Compreendendo a criança. O Medo Neurótico.

 Zézinho está agora com 4 anos e a mãe se queixa de sua timidez: "não sei o que há com esse menino; tem medo de tudo e de todos. Até parece sentir uma ameaça em cada pessoa que dele se aproxima!" A mãe de Zézinho sabe que todas as coisas tem uma razão de ser, que nada acontece por mero acaso, que é preciso primeiro conhecer a origem, os antecedentes de um comportamento, se se pretende compreendê-lo.

Mas ela não consegue entender o filho, não sabe a que atribuir o negativismo, a atitude anti-social. Zézinho é criança que não confia em ninguém nem tampouco manifesta espiríto de colaboração. Embora não haja motivo aparente para seu retraimento, nada enfim que se justifique, aos olhos da mãe, o menino é arredio, prevenido, como se crianças e adultos só se aproximassem dele para causar-lhe prejuízo, maltratá-lo.

É natural que a mãe se aflija e que demonstre suas preocupações ao ver que o filho tudo faz para tornar-se desagradável, antipático. Então ela não sabe que uma pessoa em tais condições é incapaz de ligar-se efetivamente a outras e de participar da experiência de um grupo? Como esperar que seu filho venha um dia a ser feliz, a viver e trabalhar construtivamente em proveito próprio e alheio?
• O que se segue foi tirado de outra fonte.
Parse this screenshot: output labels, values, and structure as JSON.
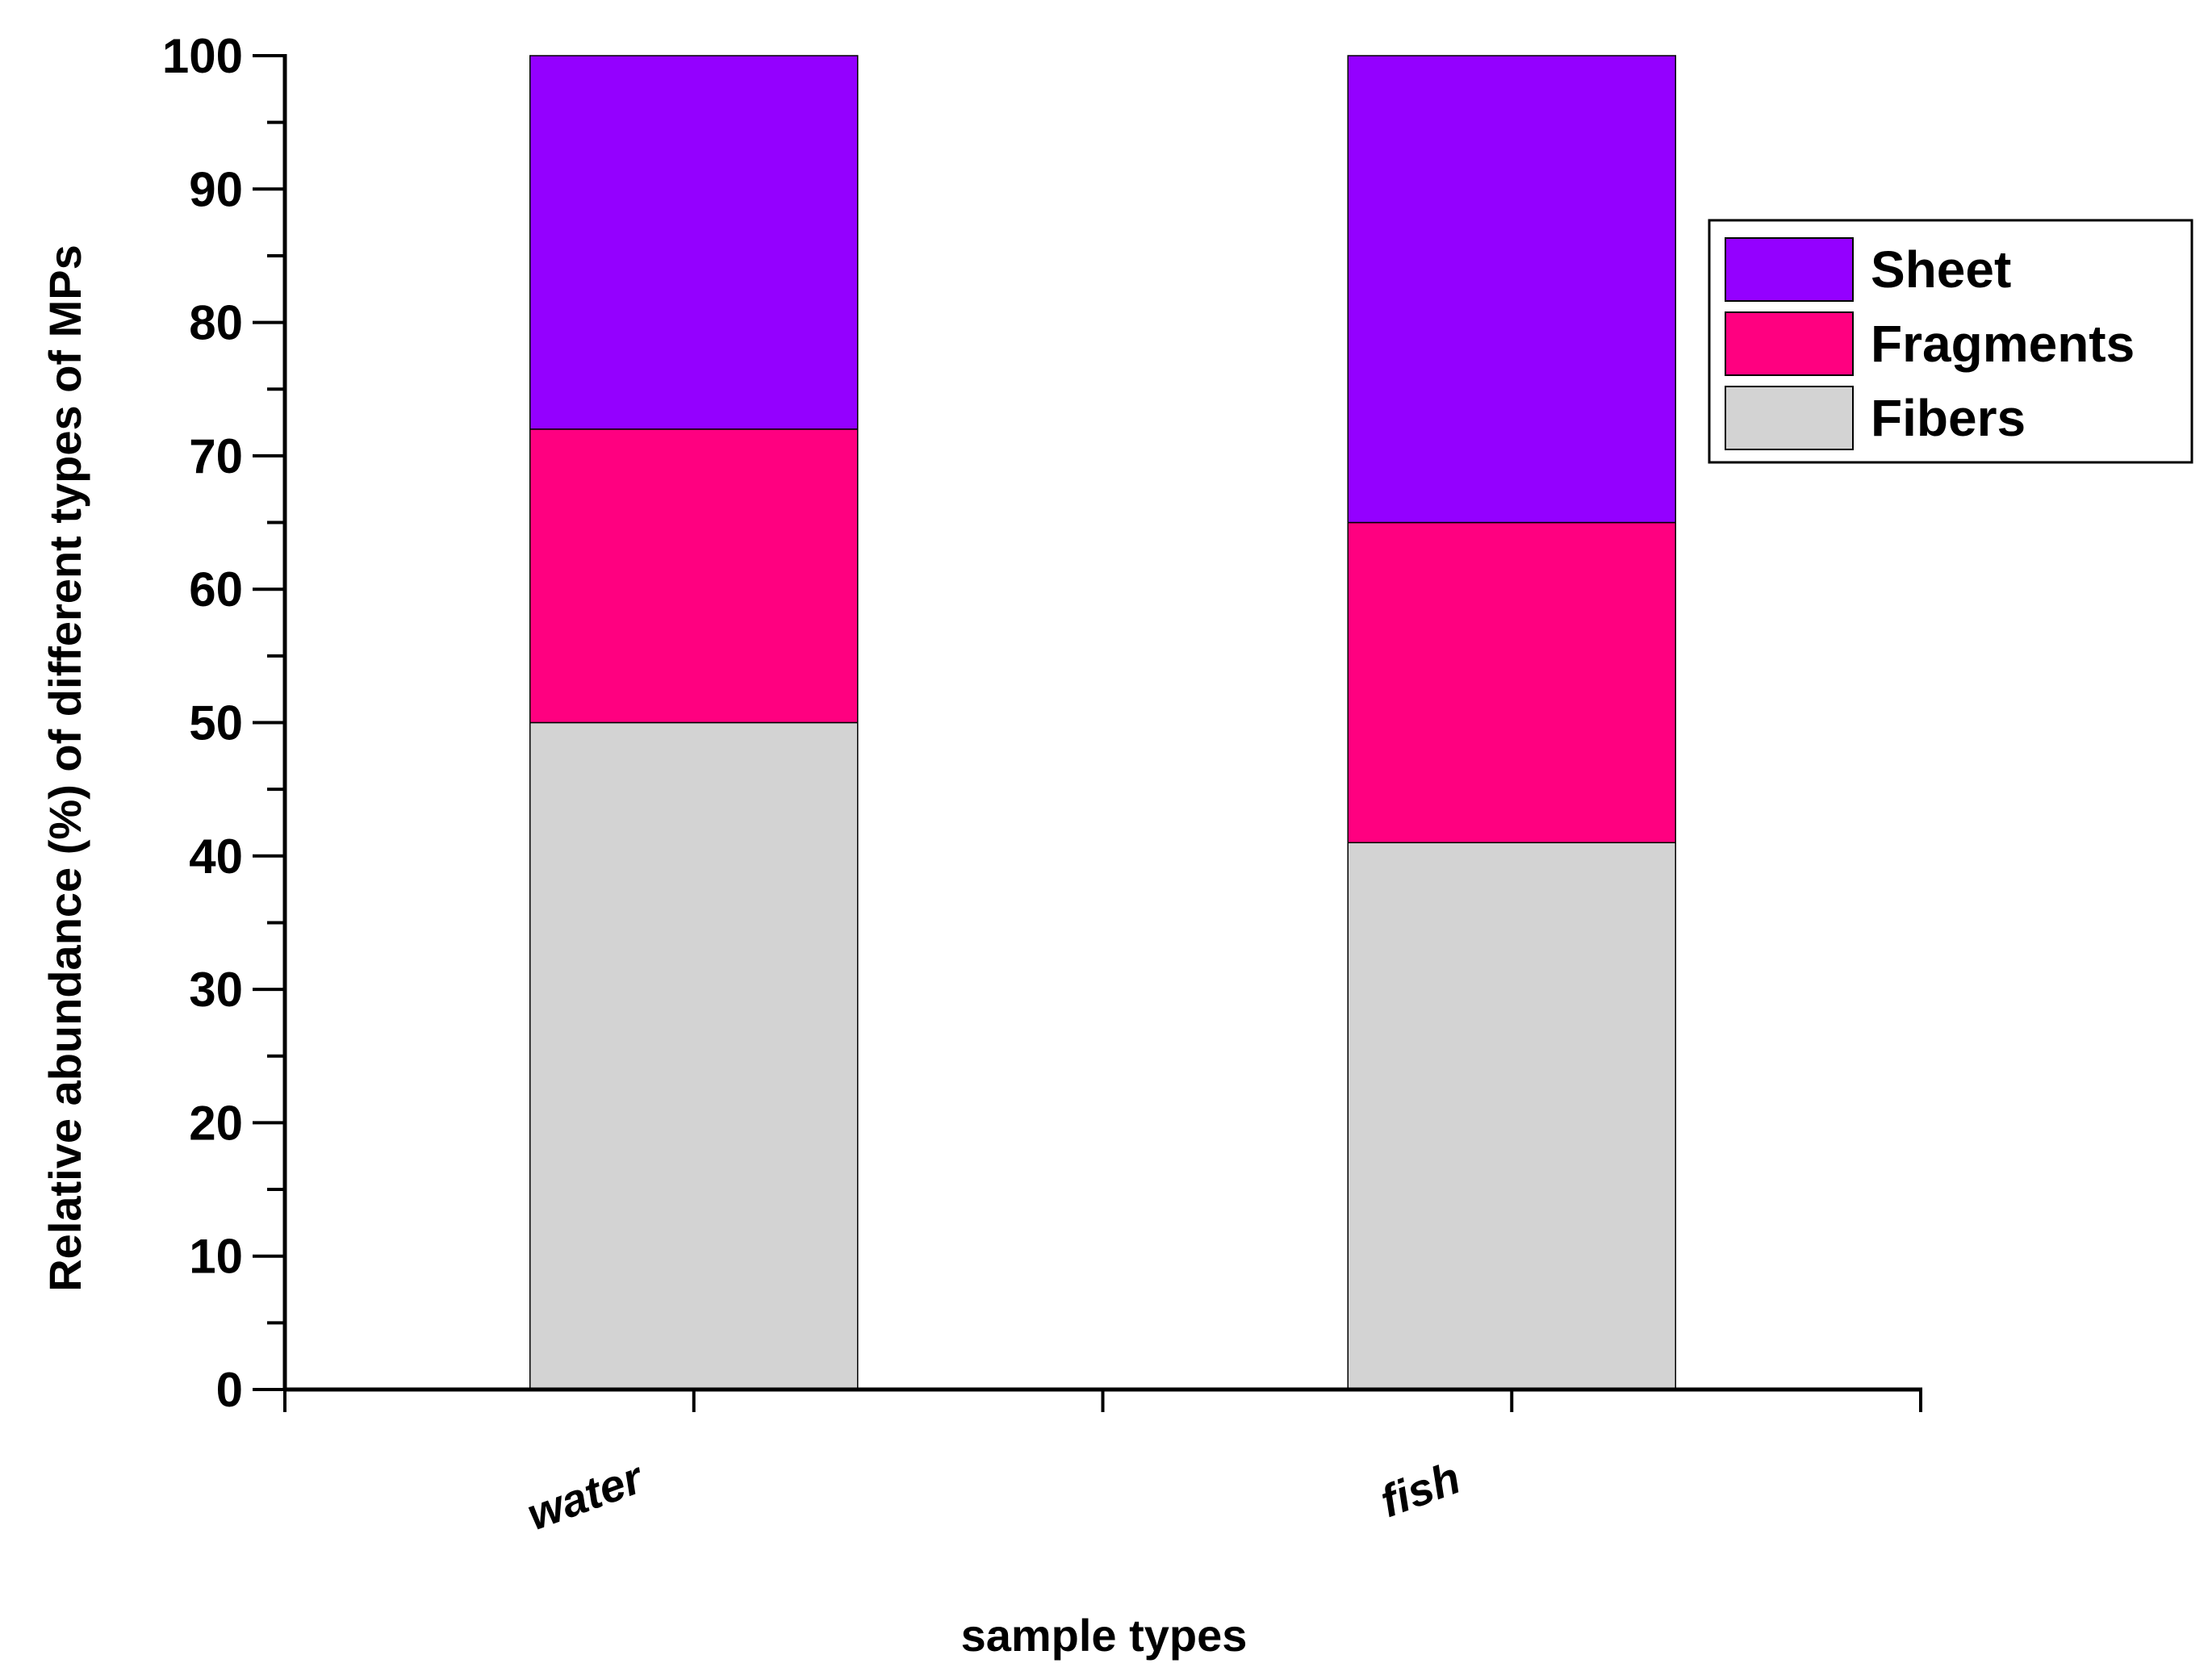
{
  "chart_data": {
    "type": "bar",
    "stacked": true,
    "categories": [
      "water",
      "fish"
    ],
    "series": [
      {
        "name": "Fibers",
        "color": "#d3d3d3",
        "values": [
          50,
          41
        ]
      },
      {
        "name": "Fragments",
        "color": "#ff0080",
        "values": [
          22,
          24
        ]
      },
      {
        "name": "Sheet",
        "color": "#9400ff",
        "values": [
          28,
          35
        ]
      }
    ],
    "legend_order": [
      "Sheet",
      "Fragments",
      "Fibers"
    ],
    "legend_position": "top-right",
    "xlabel": "sample types",
    "ylabel": "Relative abundance (%) of different types of MPs",
    "ylim": [
      0,
      100
    ],
    "yticks": [
      0,
      10,
      20,
      30,
      40,
      50,
      60,
      70,
      80,
      90,
      100
    ],
    "grid": false
  }
}
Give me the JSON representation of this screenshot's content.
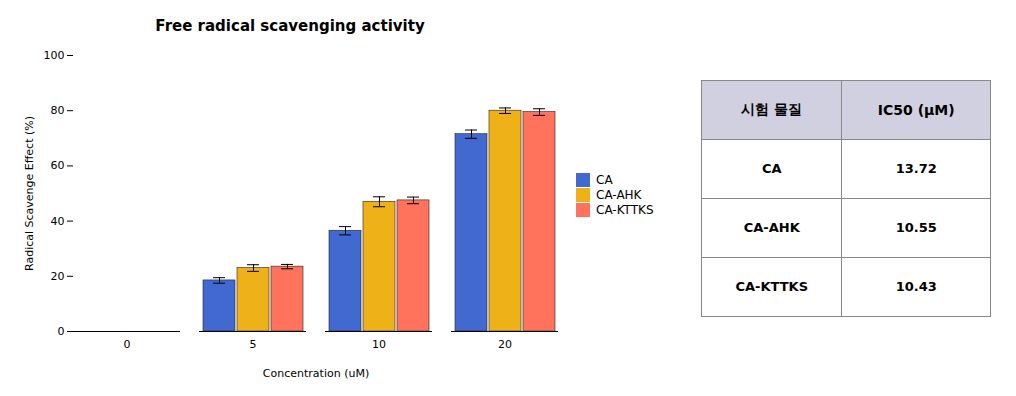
{
  "chart_data": {
    "type": "bar",
    "title": "Free radical scavenging activity",
    "xlabel": "Concentration (uM)",
    "ylabel": "Radical Scavenge Effect (%)",
    "categories": [
      0,
      5,
      10,
      20
    ],
    "series": [
      {
        "name": "CA",
        "values": [
          0,
          18.5,
          36.5,
          71.5
        ],
        "errors": [
          0,
          1.0,
          1.5,
          1.5
        ]
      },
      {
        "name": "CA-AHK",
        "values": [
          0,
          23.0,
          47.0,
          80.0
        ],
        "errors": [
          0,
          1.2,
          1.8,
          1.0
        ]
      },
      {
        "name": "CA-KTTKS",
        "values": [
          0,
          23.5,
          47.5,
          79.5
        ],
        "errors": [
          0,
          0.8,
          1.2,
          1.2
        ]
      }
    ],
    "ylim": [
      0,
      100
    ],
    "yticks": [
      0,
      20,
      40,
      60,
      80,
      100
    ],
    "grid": false,
    "legend": "right",
    "table": {
      "columns": [
        "시험 물질",
        "IC50 (μM)"
      ],
      "rows": [
        [
          "CA",
          13.72
        ],
        [
          "CA-AHK",
          10.55
        ],
        [
          "CA-KTTKS",
          10.43
        ]
      ]
    }
  }
}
O que essa mãe não sabe é que talvez nunca possa reconhecer e aceitar, porque tremendamente doloroso, é o fato de ser ela própria a primeira e a principal responsável pelo drama que hoje tanto a martiriza. Sem querer prejudicar o filho, naturalmente, e sem saber o que fazia, a mãe exerceu sobre ele, desde os primeiros meses de vida, a pior das influências: ensinou-o a temer as pessoas.

Quem conheceu o menino desde os 6 meses de idade viu que criança risonha, que criança dada, ele foi, terá de se surpreender com a transformação de agora. Mas quem conheceu a mãe e reparou no modo pelo qual ela tratava o filho, sempre que alguém - estranho ou mesmo da família - dele se aproximava, não terá surpresa; compreenderá facilmente que a timidez, esse absurdo "medo de gente", que a criança hoje manifesta, é uma conseqüência natural, lógica, da atitude da mãe, desde que a criança nasceu.

Sempre que alguém chegava perto da criança, sorrindo-lhe, estendendo-lhe os braços na evidente intenção de segurá-lo, a mãe reagia contra: pressionava seu corpinho de leve, atraindo-o para si, no instintivo desejo de retê-lo. Assim, sem palavras, prevenia e alertava o filho contra perigos imaginários. Era como se ela lhe falasse claramente: "cuidado, não vá com fulano, desconfie, meu filho, só eu gosto de você, só eu o posso proteger".

Quando ela recebia visitas ou estava em viagem, procurava sempre defender o filho do olhar ou do carinho das outras pessoas, sentando-o de costas para elas. A medida que Zézinho começou a falar e a andar, a mãe alertava-o também verbalmente: não confie em ninguém, só quem gosta você é sua mãe. É natural que tudo isso tenha sido captado, sentido e assimilado.

Primeiro a linguagem do gesto e depois o reforço da palavra repisaram a mesma coisa: Todas as pessoas - com exceção de sua mãe - são perigosas.

Assim aos poucos, dia após dia, durante meses e anos, Zézinho finalmente aprendeu a lição do medo. Diante de cada rosto sorridente ou aceno afetuoso ele acostumou-se a pressentir a ameaça, a traição.

Desenvolveu gradativamente o instintivo sentimento de defesa que o bloqueou emocionalmente e que hoje - em forma de retraimento ou timidez - anulou sua espontaneidade, impedindo-o de relacionar-se, de conviver normalmente com outros seres humanos.